Lalu pergi kekantin sebentar untuk membelikan caca sebungkus nasi goreng.
Aku yakin sekali caca belum makan.
Ah, aku sungguh kasihan.

"Permisi, maaf saya numpang bertanya."
Merasa ada orang yang berbicara padaku, aku berbalik.

"Eh, havva?"
Aku terbelalak saat melihat si ganteng kak azzam ada didepanku.
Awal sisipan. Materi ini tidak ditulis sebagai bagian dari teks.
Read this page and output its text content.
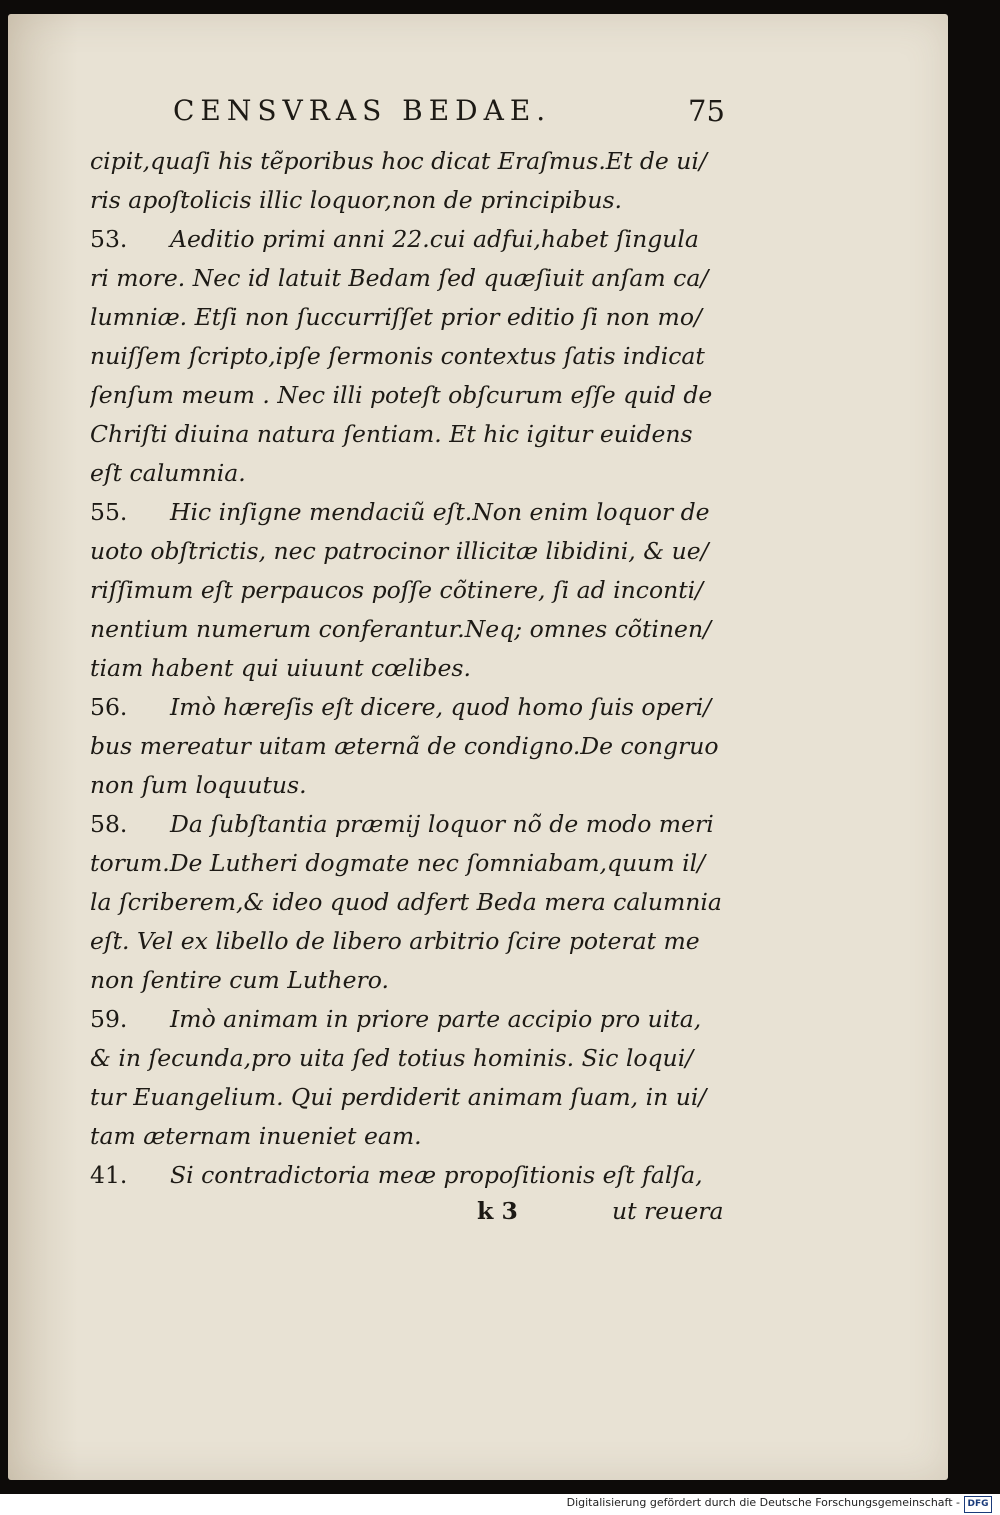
CENSVRAS BEDAE.	75
cipit,quaſi his tẽporibus hoc dicat Eraſmus.Et de ui/
ris apoſtolicis illic loquor,non de principibus.
53. Aeditio primi anni 22.cui adfui,habet ſingula
ri more. Nec id latuit Bedam ſed quæſiuit anſam ca/
lumniæ. Etſi non ſuccurriſſet prior editio ſi non mo/
nuiſſem ſcripto,ipſe ſermonis contextus ſatis indicat
ſenſum meum . Nec illi poteſt obſcurum eſſe quid de
Chriſti diuina natura ſentiam. Et hic igitur euidens
eſt calumnia.
55. Hic inſigne mendaciũ eſt.Non enim loquor de
uoto obſtrictis, nec patrocinor illicitæ libidini, & ue/
riſſimum eſt perpaucos poſſe cõtinere, ſi ad inconti/
nentium numerum conferantur.Neq; omnes cõtinen/
tiam habent qui uiuunt cœlibes.
56. Imò hæreſis eſt dicere, quod homo ſuis operi/
bus mereatur uitam æternã de condigno.De congruo
non ſum loquutus.
58. Da ſubſtantia præmij loquor nõ de modo meri
torum.De Lutheri dogmate nec ſomniabam,quum il/
la ſcriberem,& ideo quod adfert Beda mera calumnia
eſt. Vel ex libello de libero arbitrio ſcire poterat me
non ſentire cum Luthero.
59. Imò animam in priore parte accipio pro uita,
& in ſecunda,pro uita ſed totius hominis. Sic loqui/
tur Euangelium. Qui perdiderit animam ſuam, in ui/
tam æternam inueniet eam.
41. Si contradictoria meæ propoſitionis eſt falſa,
k 3	ut reuera
Digitalisierung gefördert durch die Deutsche Forschungsgemeinschaft - DFG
"Eh, iya kak azzam. Ada yang bisa havva bantu?"
Aku berusaha senormal mungkin.

"A begini. Saya mau mengganti kacamata saya. Sebenarnya janjiannya tadi siang. Tapi saya baru bisa sekarang. Dokter matanya ada sekarang?"
Kak azzam menunjukkan nama dokter yang tertera pada kertas yang ia pegang.

"Kalau yang ini batas prakteknya jam 4 tadi kak, sekarang nggak ada. Mungkin kakak bisa datang kesini lagi besoknya."
Aku memberikan penjelasan.

"Aaa begitu. Baik baik."
Kak azzam melipat kertas yang tadi diperlihatkan.

"Havva kerja disini?"
Aku mengangguk cepat.

"Kak, havva duluan ya. Ada yang nungguin ini."
Aku mengangkat bungkusan nasi goteng untuk caca.
Meskipun bertemu kak azzam adalah suatu keberuntungan banget banget, aku tidak mungkin melupakan caca begitu saja dalam keadaan lapar.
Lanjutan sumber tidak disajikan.